11/04/2014 03:23 pm ET Updated Dec 06, 2017

Mule-ing it Over: High Heels and the Law

"Give a girl the correct footwear and she can conquer the world." - Bette Midler


As I type these words, I'm seated uncomfortably at my desk writing a strongly-worded email to the Alternative Dispute Resolution (ADR) agency that administers arbitration proceedings on behalf of my clients. There is not much else I can do today. The pain is too unbearable.

I would love to tell you some terrific story of how I injured my feet conquering Bob Fosse's physically demanding choreography while starring in the hit Broadway musical Chicago, but the truth is a little more mundane than all that jazz.

Recently I spent the morning dashing between courthouses in Lower Manhattan to cover motion hearings. When I wasn't on my feet arguing the finite points of my client's case or zigzagging between traffic, I stood on the courthouse steps to return phone calls. Once my A.M. business was wrapped up downtown, I sprinted uptown to meet a client for lunch. After sushi and small talk, I bolted in the style of Steve Prefontaine to make it to a pretrial conference on Sutphin Boulevard in Queens.

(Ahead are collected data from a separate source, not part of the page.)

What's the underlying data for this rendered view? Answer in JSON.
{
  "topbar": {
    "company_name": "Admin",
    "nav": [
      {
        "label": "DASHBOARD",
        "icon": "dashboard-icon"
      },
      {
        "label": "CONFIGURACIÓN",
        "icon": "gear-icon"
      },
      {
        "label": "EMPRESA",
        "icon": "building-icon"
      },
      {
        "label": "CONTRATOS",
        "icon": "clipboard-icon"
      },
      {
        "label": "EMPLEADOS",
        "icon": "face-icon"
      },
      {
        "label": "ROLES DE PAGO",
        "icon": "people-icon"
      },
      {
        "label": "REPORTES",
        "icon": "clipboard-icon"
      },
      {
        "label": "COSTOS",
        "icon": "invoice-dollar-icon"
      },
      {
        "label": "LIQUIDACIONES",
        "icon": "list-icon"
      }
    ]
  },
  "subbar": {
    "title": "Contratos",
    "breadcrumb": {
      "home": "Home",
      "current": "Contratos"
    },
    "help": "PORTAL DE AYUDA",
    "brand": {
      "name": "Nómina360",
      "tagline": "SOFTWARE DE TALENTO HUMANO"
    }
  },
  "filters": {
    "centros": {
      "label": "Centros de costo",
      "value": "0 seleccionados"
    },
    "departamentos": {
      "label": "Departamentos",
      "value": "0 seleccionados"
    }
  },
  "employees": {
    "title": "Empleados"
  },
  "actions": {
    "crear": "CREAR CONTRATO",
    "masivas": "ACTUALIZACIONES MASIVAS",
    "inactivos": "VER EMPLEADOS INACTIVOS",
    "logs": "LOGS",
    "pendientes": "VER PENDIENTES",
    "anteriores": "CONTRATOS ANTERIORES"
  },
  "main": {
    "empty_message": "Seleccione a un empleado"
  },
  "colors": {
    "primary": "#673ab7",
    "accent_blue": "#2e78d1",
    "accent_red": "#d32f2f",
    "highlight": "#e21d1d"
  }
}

At the end of the day, my feet were begging for clemency. I noticed black and blue coloring underneath my toenails on both feet when I looked down to assess the damage from wearing high heels all day. To save you from the gruesome and gory details, I will not enter any images of my injuries into evidence. Let's just say it was not pretty.

The health dangers of wearing high heels are well-documented and best left to the experts to describe but I will say I thought I was immune from workplace shoe agony.

I had invested in ballroom dance shoes the day I was sworn in as an attorney by the Honorable A. Gail Prudenti. Dance shoes, built for relentless wear and tear, are more comfortable than designer heels -- allegedly.

There is a saying too much ego will kill your talent. I submit to judge and jury that too much shoe ego will murder your feet.

You might be thinking my innocent until proven guilty ballroom dance shoes were not negligent. Perhaps I had selected a pair that were excessively pointy, too square, ill fit, or made of cheap material. But after an exhaustive investigation, it became apparent pumps are simply not meant to be worn at multiple stops on the lawyer choo-choo train.


As a result, I invested in a pair of powerful yet chic ballet flats (see image above). I am well aware ballet flats may not have the killer look of a high heel, but once you have been bruised and battered by a mule, the pain makes you rethink your footwear choices. Besides, I would rather have the ability to move around the courtroom with the ease of a star athlete than excuse myself mid-argument to massage my tootsies.

If you want to compete with the nearly invincible stiletto by wearing flats, opt for embellishments like a stone or jewel and select a bold color that pops. Chanel might be the gold standard in ballet flats, but J. Crew and H&M make affordable and stylish ones too.

Women's fashion choices are rarely motivated by reason. Each time we put on a shoe, a belt, or a cocktail ring, we hope our attire and outward appearance can have a transformative effect on our inner mood.

But what if female lawyers made decisions about their footwear based on reasoned analysis? Lawyers -- most of them, anyway -- thrive on using their expertly honed logic skills to win a client's case. If reason and logic are touchstones of the law, female lawyers, like our male counterparts, should be able to provide proficient counsel while wearing humane footwear.

Will I revisit my verdict on high heels anytime soon? I might grant a writ of certiorari if there is new evidence technology can improve the way high heels are constructed with comfort in mind, but for the time being, this case is closed.